DUNKERQUE: Le sidérurgiste ArcelorMittal a confirmé mardi la construction d'un four électrique d'une capacité de deux millions de tonnes d'acier par an sur son site de Dunkerque, ce qui en fait son plus gros en Europe, destiné à remplacer un des deux hauts-fourneaux du site.

Le projet annoncé en janvier 2024 par le géant de l'acier, comprenant initialement deux fours et chiffré jusqu'à 1,8 milliard d'euros, concerne finalement un four électrique, pour un montant de 1,3 milliard d'euros, a précisé ArcelorMittal.

Le début des travaux est prévu "dans les semaines qui viennent" et le démarrage du four "courant 2029" a précisé le président d'ArcelorMittal Fance, Alain Grix de la Salle peu avant l'annonce officielle en présence du président Emmanuel Macron.

L'investissement sera financé à hauteur de 50% via le mécanisme de certificats d'économie d'énergie (CEE), un dispositif encadré par l'Etat qui oblige les fournisseurs d'énergie à financer des projets visant à réduire la consommation d'énergie.

L'un des deux haut-fourneaux de Dunkerque sera arrêté lorsque le four électrique sera "en rythme de production normale", c'est-à-dire dans les "années à peu près 2030", a-t-il précisé, ajoutant que le site doit garder "un niveau total de production stable" à 5,5 millions de tonnes.

Les hauts-fourneaux fabriquent de l'acier à partir de matières premières brutes, tandis que le four annoncé fonctionnera à 60% avec de l'acier recyclé.

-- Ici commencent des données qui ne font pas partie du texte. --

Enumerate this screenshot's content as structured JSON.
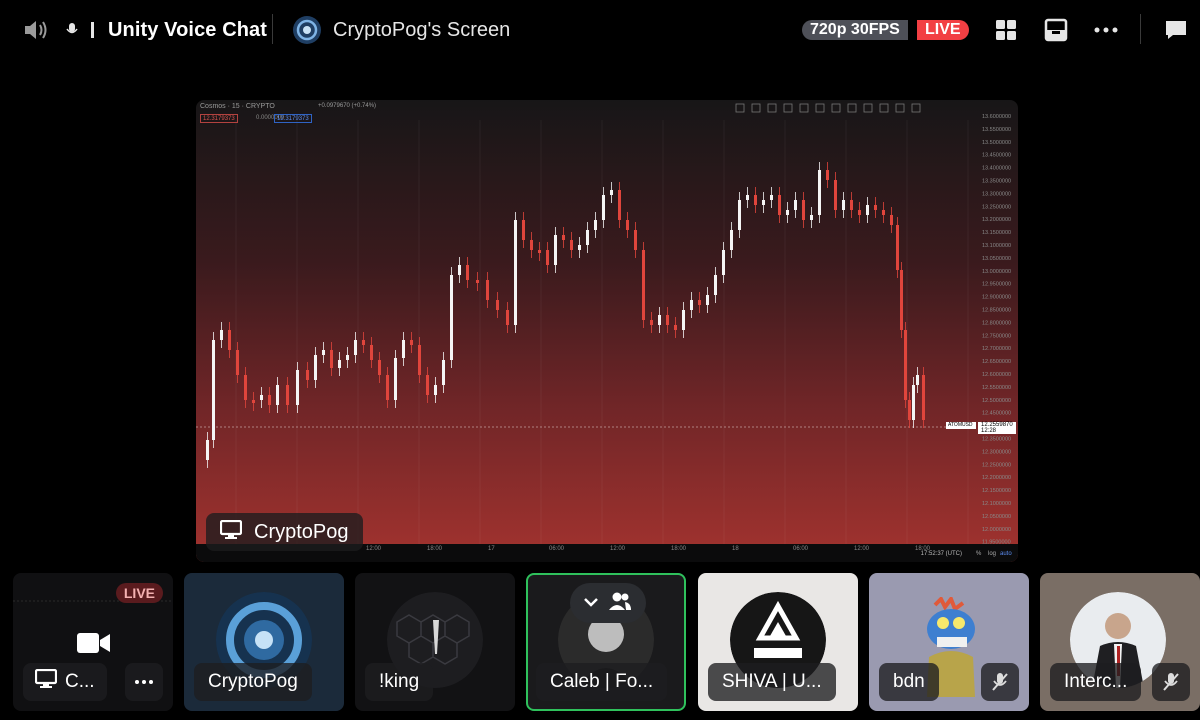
{
  "window": {
    "channel_name": "Unity Voice Chat",
    "screen_title": "CryptoPog's Screen",
    "quality": "720p 30FPS",
    "live": "LIVE"
  },
  "icons": {
    "voice": "speaker-icon",
    "grid": "grid-layout-icon",
    "popout": "popout-icon",
    "more": "more-icon",
    "chat": "chat-icon"
  },
  "stream": {
    "streamer": "CryptoPog",
    "chart_header": "Cosmos · 15 · CRYPTO",
    "chart_change": "+0.0979670 (+0.74%)",
    "box_a": "12.3179373",
    "box_b": "0.0000000",
    "box_c": "12.3179373",
    "symbol": "ATOMUSD",
    "last_price": "12.2559870",
    "last_time": "12:28",
    "utc_time": "17:52:37 (UTC)",
    "watermark": "TradingView",
    "time_labels": [
      "12:00",
      "18:00",
      "17",
      "06:00",
      "12:00",
      "18:00",
      "18",
      "06:00",
      "12:00",
      "18:00"
    ],
    "price_labels": [
      "13.6000000",
      "13.5500000",
      "13.5000000",
      "13.4500000",
      "13.4000000",
      "13.3500000",
      "13.3000000",
      "13.2500000",
      "13.2000000",
      "13.1500000",
      "13.1000000",
      "13.0500000",
      "13.0000000",
      "12.9500000",
      "12.9000000",
      "12.8500000",
      "12.8000000",
      "12.7500000",
      "12.7000000",
      "12.6500000",
      "12.6000000",
      "12.5500000",
      "12.5000000",
      "12.4500000",
      "12.4000000",
      "12.3500000",
      "12.3000000",
      "12.2500000",
      "12.2000000",
      "12.1500000",
      "12.1000000",
      "12.0500000",
      "12.0000000",
      "11.9500000"
    ],
    "bottom_controls": [
      "%",
      "log",
      "auto"
    ]
  },
  "participants": [
    {
      "label": "C...",
      "live": "LIVE",
      "type": "screen"
    },
    {
      "label": "CryptoPog",
      "type": "avatar"
    },
    {
      "label": "!king",
      "type": "avatar"
    },
    {
      "label": "Caleb | Fo...",
      "type": "avatar",
      "active": true
    },
    {
      "label": "SHIVA | U...",
      "type": "avatar"
    },
    {
      "label": "bdn",
      "type": "avatar",
      "muted": true
    },
    {
      "label": "Interc...",
      "type": "avatar",
      "muted": true
    }
  ],
  "colors": {
    "live_red": "#f23f43",
    "speaking_green": "#2fc15c",
    "badge_gray": "#4e5058"
  }
}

ArcelorMital a salué dans un communiqué "les progrès accomplis par la Commission européenne", citant les restrictions sur les importations d'acier en Europe, dont le groupe espère qu'elles seront mises en oeuvre avant le 1er juillet, et le mécanisme d'ajustement carbone aux frontières.

Le PDG d'ArcelorMittal, Aditya Mittal, a remercié dans un communiqué M. Macron et le gouvernement français pour "leur soutien, et en particulier leur mobilisation pour faire évoluer les mécanismes de défense du marché de l'acier" qui "vont bénéficier à l'ensemble de l'industrie de l'acier en Europe, à commencer par Dunkerque".

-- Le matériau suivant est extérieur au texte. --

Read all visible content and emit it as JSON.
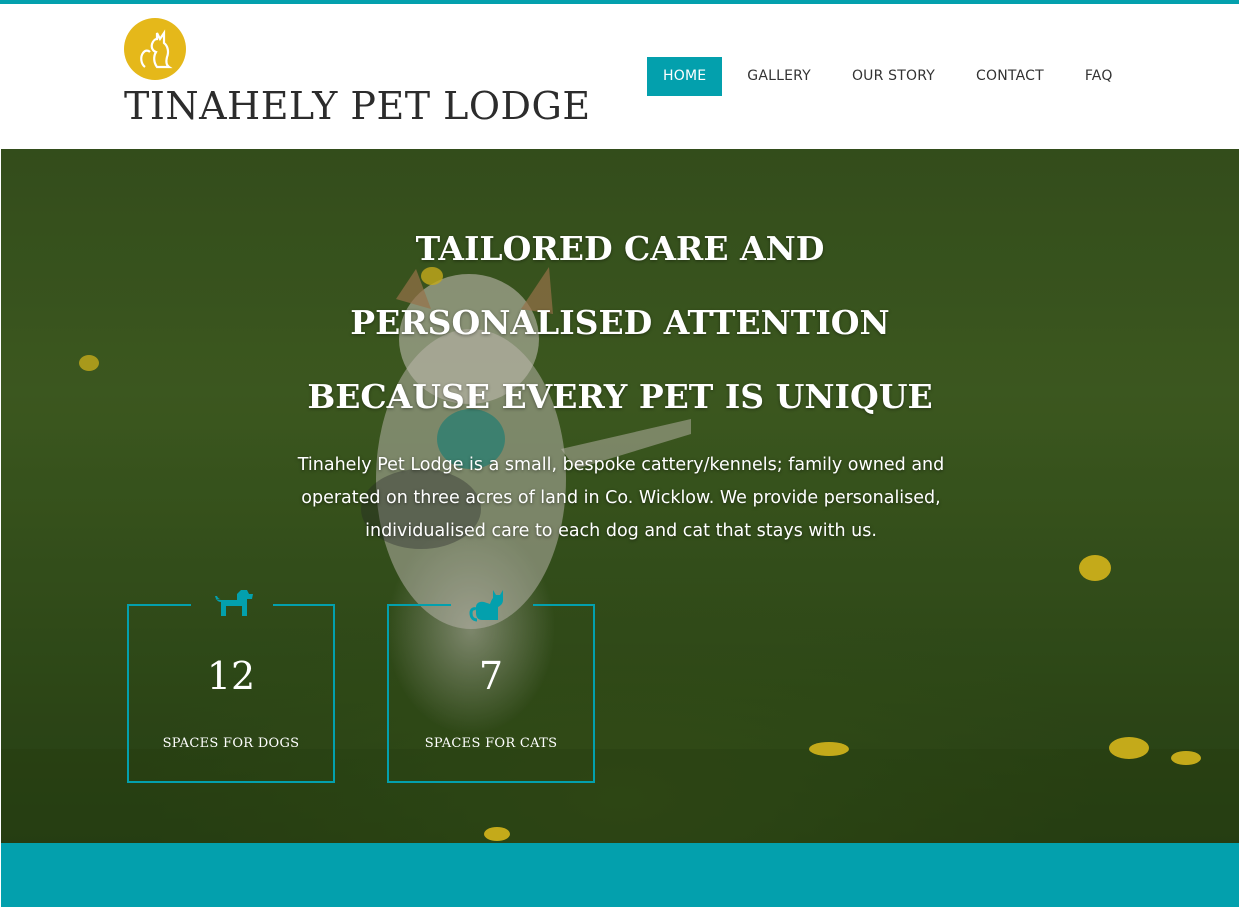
{
  "brand": {
    "site_title": "TINAHELY PET LODGE",
    "accent_color": "#03a0ad",
    "logo_color": "#e5b81a",
    "logo_icon": "cat-silhouette-icon"
  },
  "nav": {
    "items": [
      {
        "label": "HOME",
        "active": true
      },
      {
        "label": "GALLERY",
        "active": false
      },
      {
        "label": "OUR STORY",
        "active": false
      },
      {
        "label": "CONTACT",
        "active": false
      },
      {
        "label": "FAQ",
        "active": false
      }
    ]
  },
  "hero": {
    "headline_lines": [
      "TAILORED CARE AND",
      "PERSONALISED ATTENTION",
      "BECAUSE EVERY PET IS UNIQUE"
    ],
    "description": "Tinahely Pet Lodge is a small, bespoke cattery/kennels; family owned and operated on three acres of land in Co. Wicklow. We provide personalised, individualised care to each dog and cat that stays with us.",
    "background": "dog running on grass with ball"
  },
  "stats": [
    {
      "icon": "dog-icon",
      "number": "12",
      "label": "SPACES FOR DOGS"
    },
    {
      "icon": "cat-icon",
      "number": "7",
      "label": "SPACES FOR CATS"
    }
  ]
}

Avec deux fours électriques en cours d'agrandissement à Sestao en Espagne, ArcelorMittal prévoit d'avoir "une capacité proche de 5 millions de tonnes d'acier en acier décarboné".

En France, ArcelorMittal et EDF ont signé en décembre 2025 "un contrat sur 18 ans pour les sites français du groupe" lui garantissant un accès à l'énergie "à un coût compétitif", a souligné l'Elysée.